The first strike snapped Darion’s head sideways, knuckles crashing into his cheekbone with a wet, hollow sound. Blood burst across the stone. The second came immediately after, harder, crushing into his mouth, teeth biting through lip as his head rebounded uselessly against the floor.

There was no rhythm to it. No flourish.

Just impact.

Fist.

Face.

Stone.

Again and again.

Each blow landed driving Darion deeper into the ground, skin splitting, features swelling beyond recognition. His arms twitched, useless, body failing to respond as Trafalgar’s fists kept coming, unbroken, unrelenting. The only sounds left were breath, the dull crack of knuckles against bone, and blood pooling beneath them.

Darion stopped looking like an heir.

Stopped looking like a person.

And still Trafalgar didn’t slow.

There was no rage on his face. No loss of control. Only focus, cold and precise, as if this too were part of the lesson. Part of the inheritance being shown to everyone watching.

This was how a Morgain ended a fight.

Ysolde was the first to break.

She surged to her feet, chair scraping violently across the stone as her voice cut through the hall, sharp with panic and fury. "Enough!" she cried, eyes fixed on the figure on the ground. "Armand, stop this—now!"

Trafalgar’s ist came down again, controlled, exact, knuckles splitting already-ruined skin. Darion’s body jerked weakly beneath him, no defense left, no answer to give. Blood spread in dark arcs across the floor, each impact driving the truth deeper than any blade could have.

No one else spoke.

Not a single voice rose to join her.

The hall had gone utterly still, as if the space itself had decided to watch.

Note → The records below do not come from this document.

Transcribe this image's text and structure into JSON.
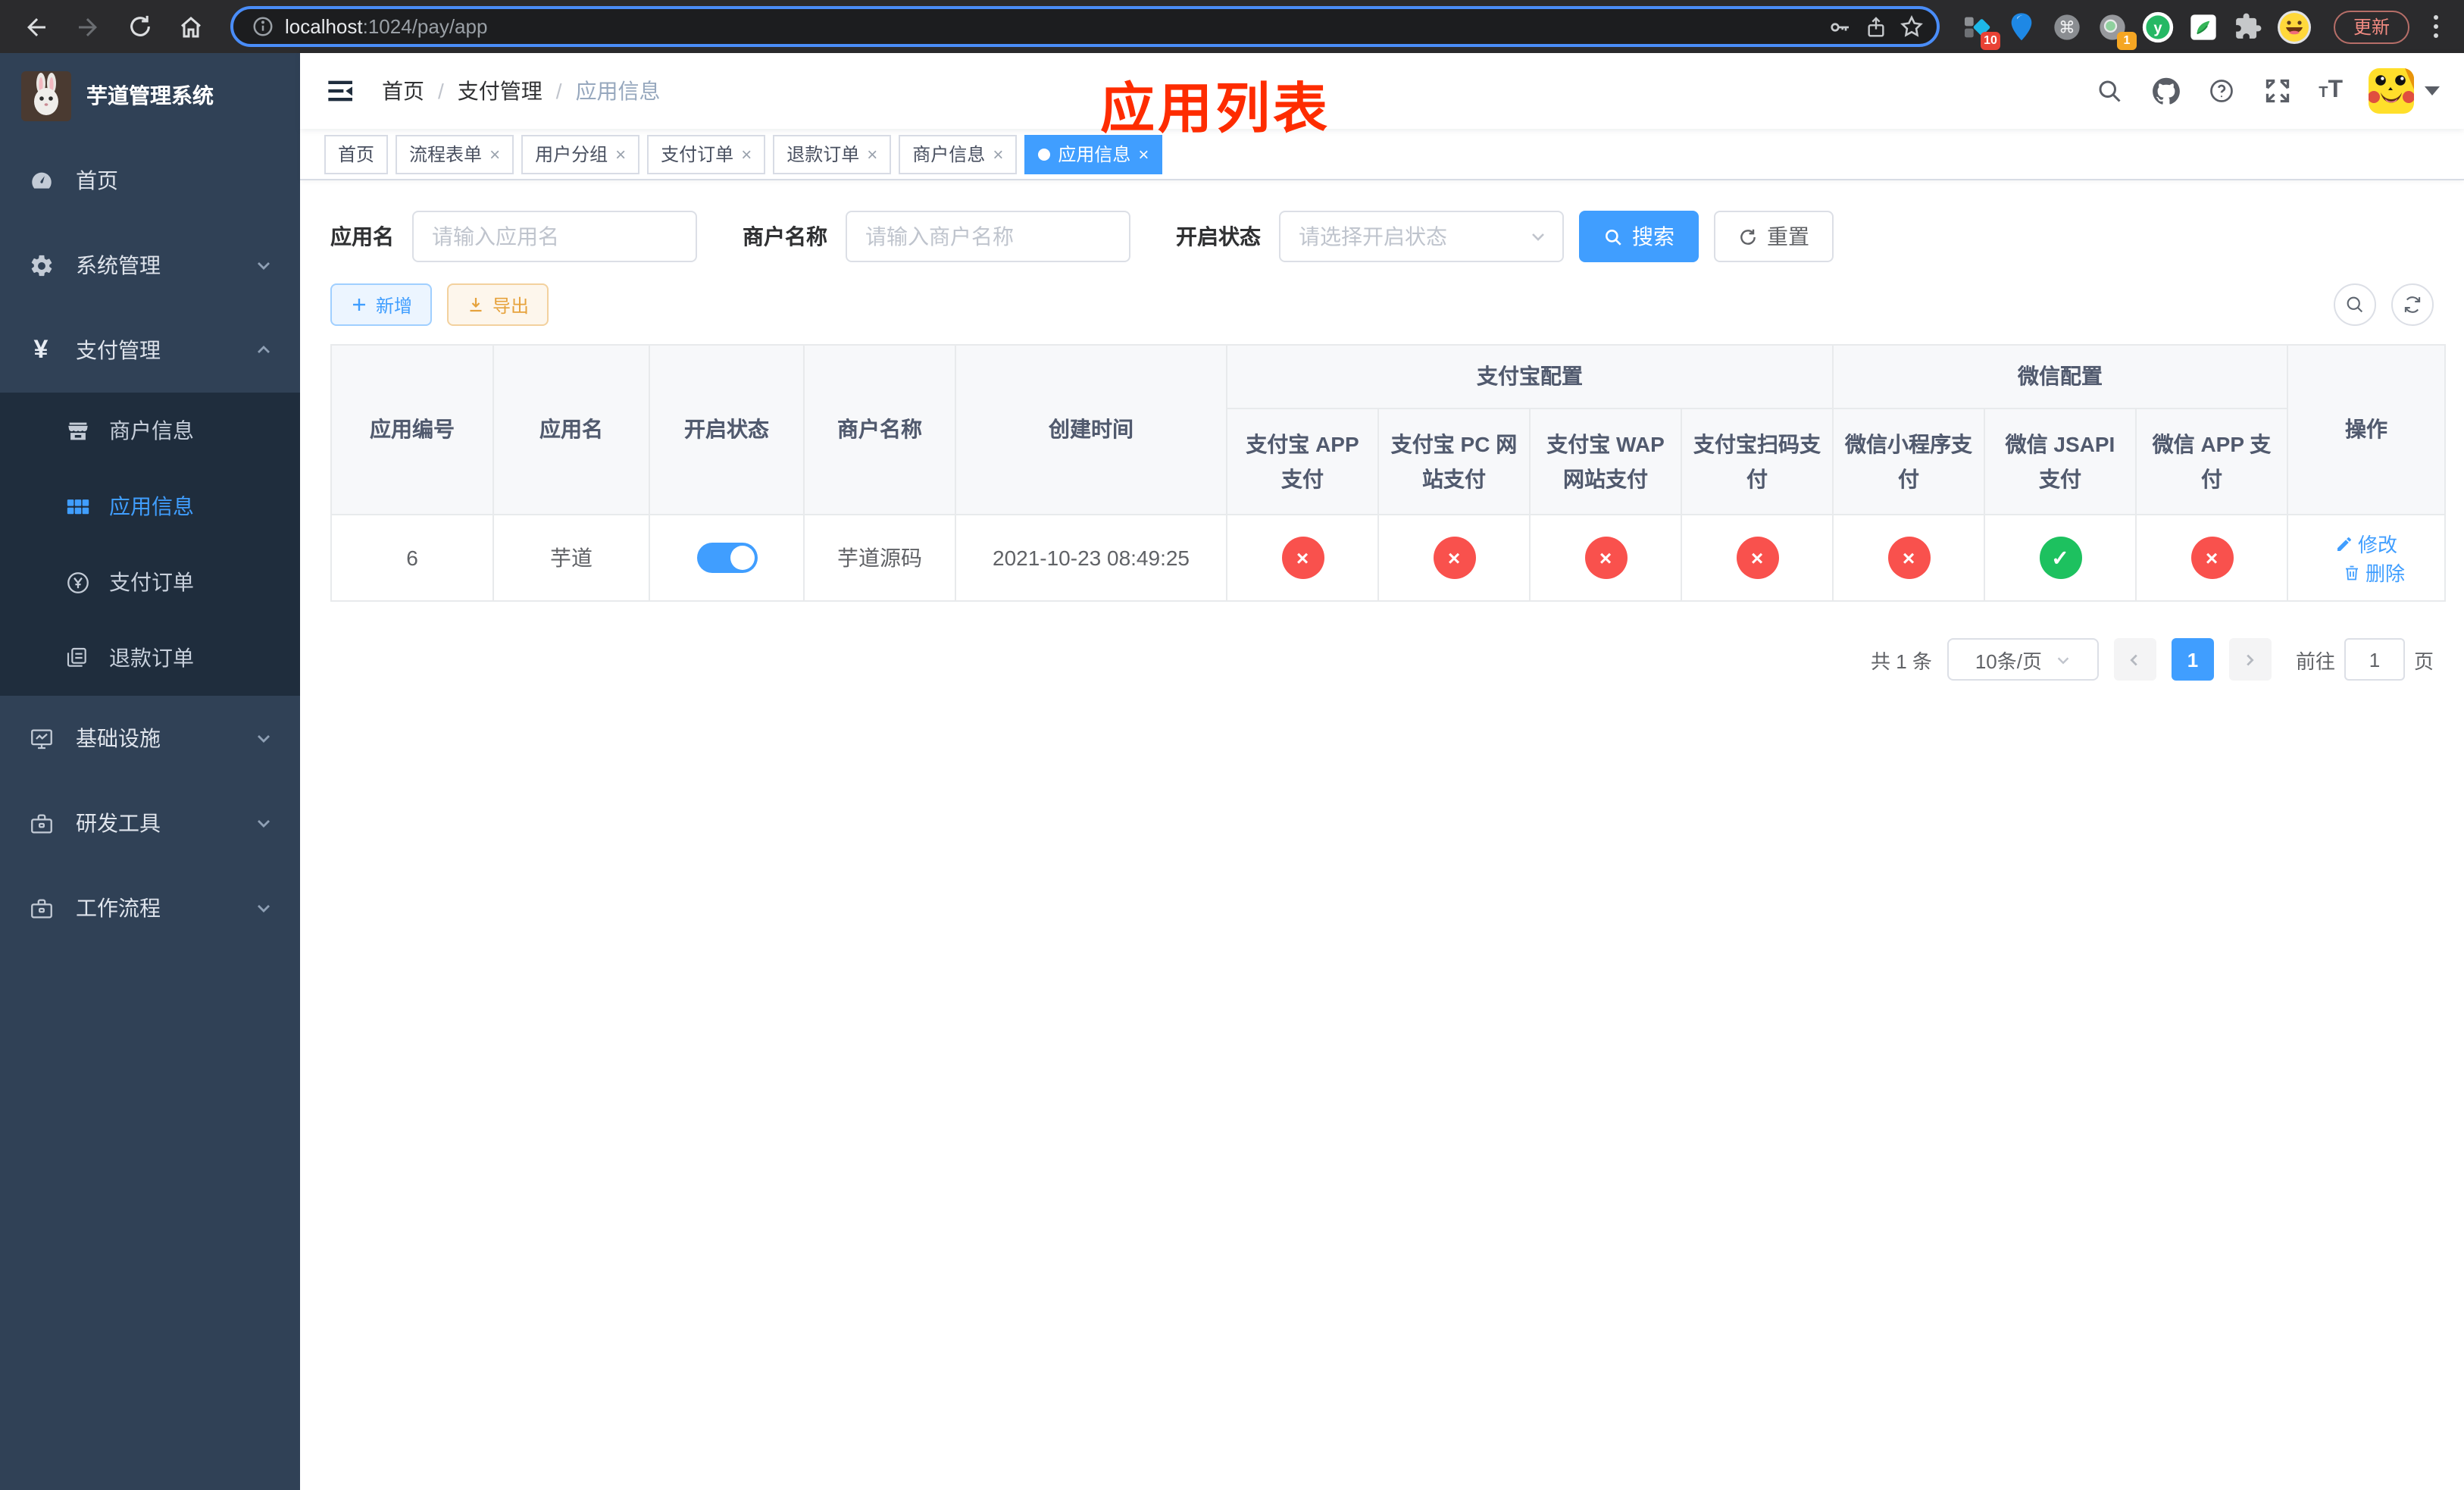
{
  "browser": {
    "url": {
      "host": "localhost",
      "path": ":1024/pay/app"
    },
    "update_button": "更新",
    "ext_badge_a": "10",
    "ext_badge_b": "1"
  },
  "sidebar": {
    "title": "芋道管理系统",
    "menu": [
      {
        "label": "首页"
      },
      {
        "label": "系统管理"
      },
      {
        "label": "支付管理"
      }
    ],
    "submenu": [
      {
        "label": "商户信息"
      },
      {
        "label": "应用信息"
      },
      {
        "label": "支付订单"
      },
      {
        "label": "退款订单"
      }
    ],
    "menu_bottom": [
      {
        "label": "基础设施"
      },
      {
        "label": "研发工具"
      },
      {
        "label": "工作流程"
      }
    ]
  },
  "navbar": {
    "breadcrumb": [
      "首页",
      "支付管理",
      "应用信息"
    ],
    "annotation": "应用列表"
  },
  "tabs": [
    {
      "label": "首页"
    },
    {
      "label": "流程表单"
    },
    {
      "label": "用户分组"
    },
    {
      "label": "支付订单"
    },
    {
      "label": "退款订单"
    },
    {
      "label": "商户信息"
    },
    {
      "label": "应用信息"
    }
  ],
  "filters": {
    "app_name_label": "应用名",
    "app_name_placeholder": "请输入应用名",
    "merchant_label": "商户名称",
    "merchant_placeholder": "请输入商户名称",
    "status_label": "开启状态",
    "status_placeholder": "请选择开启状态",
    "search_button": "搜索",
    "reset_button": "重置"
  },
  "actions": {
    "add_button": "新增",
    "export_button": "导出"
  },
  "table": {
    "columns": {
      "app_id": "应用编号",
      "app_name": "应用名",
      "enabled": "开启状态",
      "merchant": "商户名称",
      "create_time": "创建时间",
      "operation": "操作"
    },
    "groups": {
      "alipay": "支付宝配置",
      "wechat": "微信配置"
    },
    "channel_columns": [
      "支付宝 APP 支付",
      "支付宝 PC 网站支付",
      "支付宝 WAP 网站支付",
      "支付宝扫码支付",
      "微信小程序支付",
      "微信 JSAPI 支付",
      "微信 APP 支付"
    ],
    "row": {
      "app_id": "6",
      "app_name": "芋道",
      "enabled": true,
      "merchant": "芋道源码",
      "create_time": "2021-10-23 08:49:25",
      "channels": [
        false,
        false,
        false,
        false,
        false,
        true,
        false
      ],
      "edit": "修改",
      "delete": "删除"
    }
  },
  "pagination": {
    "total": "共 1 条",
    "page_size": "10条/页",
    "current_page": "1",
    "jump_prefix": "前往",
    "jump_value": "1",
    "jump_suffix": "页"
  },
  "colors": {
    "accent": "#409eff",
    "danger": "#f9514d",
    "success": "#1dc15f",
    "annotation": "#fe2c00",
    "sidebar_bg": "#304156",
    "submenu_bg": "#1f2d3d"
  }
}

Somewhere along the edge of the circle, Rivena’s lips curved upward. It wasn’t amusement. It wasn’t mockery. It was something sharper, brighter—interest tinged with something almost eager, her cyan eyes fixed on Trafalgar as if seeing him for the first time.

’So that’s what you are now.’

Lysandra stood rigid, breath held without realizing it. Relief settled slowly into her expression. The fight had been decided long before the first punch landed.

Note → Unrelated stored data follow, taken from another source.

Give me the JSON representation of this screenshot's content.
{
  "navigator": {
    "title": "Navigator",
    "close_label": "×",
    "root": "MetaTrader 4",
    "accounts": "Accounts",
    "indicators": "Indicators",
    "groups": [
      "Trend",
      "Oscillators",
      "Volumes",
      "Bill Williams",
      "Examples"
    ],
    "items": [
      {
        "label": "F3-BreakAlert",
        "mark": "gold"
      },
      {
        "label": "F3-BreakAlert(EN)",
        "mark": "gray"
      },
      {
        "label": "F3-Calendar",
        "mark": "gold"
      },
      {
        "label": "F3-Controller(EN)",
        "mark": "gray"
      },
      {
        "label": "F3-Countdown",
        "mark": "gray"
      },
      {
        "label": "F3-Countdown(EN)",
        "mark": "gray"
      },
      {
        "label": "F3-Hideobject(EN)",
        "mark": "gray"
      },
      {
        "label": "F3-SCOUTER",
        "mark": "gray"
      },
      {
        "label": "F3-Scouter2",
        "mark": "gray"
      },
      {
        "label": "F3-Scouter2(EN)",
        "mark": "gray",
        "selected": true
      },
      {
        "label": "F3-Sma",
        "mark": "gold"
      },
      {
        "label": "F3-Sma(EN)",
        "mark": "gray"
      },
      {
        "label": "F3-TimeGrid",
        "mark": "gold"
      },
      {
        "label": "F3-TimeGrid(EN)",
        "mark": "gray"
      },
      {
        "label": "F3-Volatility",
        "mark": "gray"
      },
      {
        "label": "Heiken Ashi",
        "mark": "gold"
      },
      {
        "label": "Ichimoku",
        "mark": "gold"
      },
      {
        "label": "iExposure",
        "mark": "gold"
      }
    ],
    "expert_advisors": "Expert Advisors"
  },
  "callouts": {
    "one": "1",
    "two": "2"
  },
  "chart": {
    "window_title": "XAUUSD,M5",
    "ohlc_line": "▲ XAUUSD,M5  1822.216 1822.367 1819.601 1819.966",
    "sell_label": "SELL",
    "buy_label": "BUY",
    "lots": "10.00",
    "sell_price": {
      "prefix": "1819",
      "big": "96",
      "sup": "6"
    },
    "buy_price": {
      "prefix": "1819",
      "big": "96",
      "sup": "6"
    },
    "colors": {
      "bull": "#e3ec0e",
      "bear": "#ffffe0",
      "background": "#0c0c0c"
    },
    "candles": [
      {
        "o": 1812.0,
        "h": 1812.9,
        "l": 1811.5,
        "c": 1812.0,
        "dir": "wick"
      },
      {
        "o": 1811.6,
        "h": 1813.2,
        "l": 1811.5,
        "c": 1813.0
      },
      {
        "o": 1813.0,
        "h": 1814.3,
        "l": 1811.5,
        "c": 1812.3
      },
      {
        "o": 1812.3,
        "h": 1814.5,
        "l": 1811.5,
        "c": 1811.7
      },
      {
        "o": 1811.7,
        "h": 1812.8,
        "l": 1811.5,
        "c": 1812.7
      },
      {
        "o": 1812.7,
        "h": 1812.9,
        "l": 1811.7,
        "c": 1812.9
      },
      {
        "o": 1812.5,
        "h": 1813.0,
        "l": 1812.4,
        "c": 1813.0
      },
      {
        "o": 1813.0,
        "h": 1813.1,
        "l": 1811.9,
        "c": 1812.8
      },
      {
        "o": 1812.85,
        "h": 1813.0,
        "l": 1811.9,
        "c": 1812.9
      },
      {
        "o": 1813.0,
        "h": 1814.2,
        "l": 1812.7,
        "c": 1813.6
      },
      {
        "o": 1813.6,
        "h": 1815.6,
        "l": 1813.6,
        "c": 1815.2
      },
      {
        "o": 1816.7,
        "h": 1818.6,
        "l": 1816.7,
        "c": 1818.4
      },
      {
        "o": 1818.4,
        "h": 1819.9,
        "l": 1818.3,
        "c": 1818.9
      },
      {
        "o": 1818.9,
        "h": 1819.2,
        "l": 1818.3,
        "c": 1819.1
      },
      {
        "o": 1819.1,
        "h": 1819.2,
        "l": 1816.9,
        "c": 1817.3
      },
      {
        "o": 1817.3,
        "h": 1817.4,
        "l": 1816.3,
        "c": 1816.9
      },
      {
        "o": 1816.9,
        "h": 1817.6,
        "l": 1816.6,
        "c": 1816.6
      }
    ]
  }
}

Armand watched longer than anyone.

Then he lifted a hand.

"Enough," he said, voice calm, carrying without effort.

The word landed with weight.

Trafalgar stopped.

He rose from Darion’s shattered form without haste, blood dripping from his knuckles, expression unchanged. Behind him, Darion lay barely conscious, face swollen beyond recognition, chest rising shallowly.

Armand stepped forward, gaze sweeping the circle once before settling on Trafalgar. "The duel is decided," he said evenly. "The victor is Trafalgar du Morgain."

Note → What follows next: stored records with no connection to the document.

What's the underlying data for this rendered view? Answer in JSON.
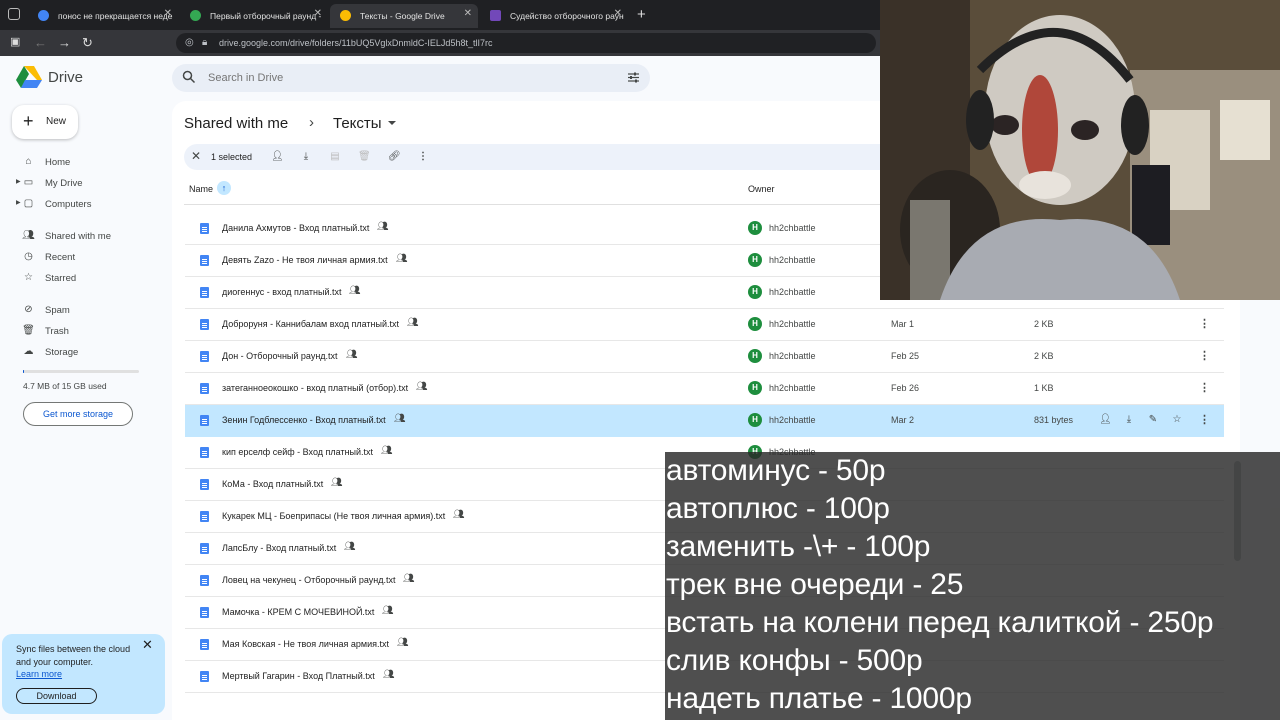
{
  "browser": {
    "tabs": [
      {
        "title": "понос не прекращается неде",
        "favicon_color": "#4285f4",
        "active": false
      },
      {
        "title": "Первый отборочный раунд -",
        "favicon_color": "#34a853",
        "active": false
      },
      {
        "title": "Тексты - Google Drive",
        "favicon_color": "#fbbc04",
        "active": true
      },
      {
        "title": "Судейство отборочного раун",
        "favicon_color": "#7248b9",
        "active": false
      }
    ],
    "url": "drive.google.com/drive/folders/11bUQ5VglxDnmldC-IELJd5h8t_tlI7rc"
  },
  "drive": {
    "app_name": "Drive",
    "search_placeholder": "Search in Drive",
    "new_label": "New",
    "nav": [
      {
        "label": "Home",
        "icon": "home-icon"
      },
      {
        "label": "My Drive",
        "icon": "my-drive-icon"
      },
      {
        "label": "Computers",
        "icon": "computers-icon"
      },
      {
        "label": "Shared with me",
        "icon": "shared-icon"
      },
      {
        "label": "Recent",
        "icon": "recent-icon"
      },
      {
        "label": "Starred",
        "icon": "star-icon"
      },
      {
        "label": "Spam",
        "icon": "spam-icon"
      },
      {
        "label": "Trash",
        "icon": "trash-icon"
      },
      {
        "label": "Storage",
        "icon": "cloud-icon"
      }
    ],
    "storage_used": "4.7 MB of 15 GB used",
    "storage_fraction": 0.0003,
    "get_storage_label": "Get more storage",
    "promo": {
      "text": "Sync files between the cloud and your computer.",
      "link": "Learn more",
      "button": "Download"
    },
    "breadcrumb": {
      "parent": "Shared with me",
      "current": "Тексты"
    },
    "selection": {
      "count_label": "1 selected"
    },
    "columns": {
      "name": "Name",
      "owner": "Owner"
    },
    "files": [
      {
        "name": "Данила Ахмутов - Вход платный.txt",
        "owner": "hh2chbattle",
        "date": "",
        "size": ""
      },
      {
        "name": "Девять Zazo - Не твоя личная армия.txt",
        "owner": "hh2chbattle",
        "date": "",
        "size": ""
      },
      {
        "name": "диогеннус - вход платный.txt",
        "owner": "hh2chbattle",
        "date": "",
        "size": ""
      },
      {
        "name": "Доброруня - Каннибалам вход платный.txt",
        "owner": "hh2chbattle",
        "date": "Mar 1",
        "size": "2 KB"
      },
      {
        "name": "Дон - Отборочный раунд.txt",
        "owner": "hh2chbattle",
        "date": "Feb 25",
        "size": "2 KB"
      },
      {
        "name": "затеганноеокошко - вход платный (отбор).txt",
        "owner": "hh2chbattle",
        "date": "Feb 26",
        "size": "1 KB"
      },
      {
        "name": "Зенин Годблессенко - Вход платный.txt",
        "owner": "hh2chbattle",
        "date": "Mar 2",
        "size": "831 bytes",
        "selected": true
      },
      {
        "name": "кип ерселф сейф - Вход платный.txt",
        "owner": "hh2chbattle",
        "date": "",
        "size": ""
      },
      {
        "name": "КоМа - Вход платный.txt",
        "owner": "",
        "date": "",
        "size": ""
      },
      {
        "name": "Кукарек МЦ - Боеприпасы (Не твоя личная армия).txt",
        "owner": "",
        "date": "",
        "size": ""
      },
      {
        "name": "ЛапсБлу - Вход платный.txt",
        "owner": "",
        "date": "",
        "size": ""
      },
      {
        "name": "Ловец на чекунец - Отборочный раунд.txt",
        "owner": "",
        "date": "",
        "size": ""
      },
      {
        "name": "Мамочка - КРЕМ С МОЧЕВИНОЙ.txt",
        "owner": "",
        "date": "",
        "size": ""
      },
      {
        "name": "Мая Ковская - Не твоя личная армия.txt",
        "owner": "",
        "date": "",
        "size": ""
      },
      {
        "name": "Мертвый Гагарин - Вход Платный.txt",
        "owner": "",
        "date": "",
        "size": ""
      }
    ]
  },
  "overlay_lines": [
    "автоминус - 50р",
    "автоплюс - 100р",
    "заменить -\\+ - 100р",
    "трек вне очереди - 25",
    "встать на колени перед калиткой - 250р",
    "слив конфы - 500р",
    "надеть платье - 1000р"
  ]
}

Only then did the room breathe again.

"Healers," Armand added, already turning away. "See to Darion. His face will need work."

As servants rushed forward with magic and salves, the image remained burned into every mind present.

They had not watched a bastard fight.

They had not witnessed talent merely proving itself.

What they had seen reminded them of Valttair.

Not a copy nor a shadow. But the same stillness. The same way violence was applied without excess or hesitation, as if emotion had never been part of the equation to begin with.

And in that moment, something settled across the room with unsettling clarity.

The rumors hadn’t been exaggerations. The whispers about Trafalgar du Morgain weren’t inventions born from war or distance.

They had been understated.

This was no longer a forgotten bastard clawing for relevance.

He had crossed that line quietly, decisively.

Whether they liked it or not, Trafalgar du Morgain was already someone who mattered.

And the unease in their chests did not come from his strength alone.

It came from how naturally he carried it.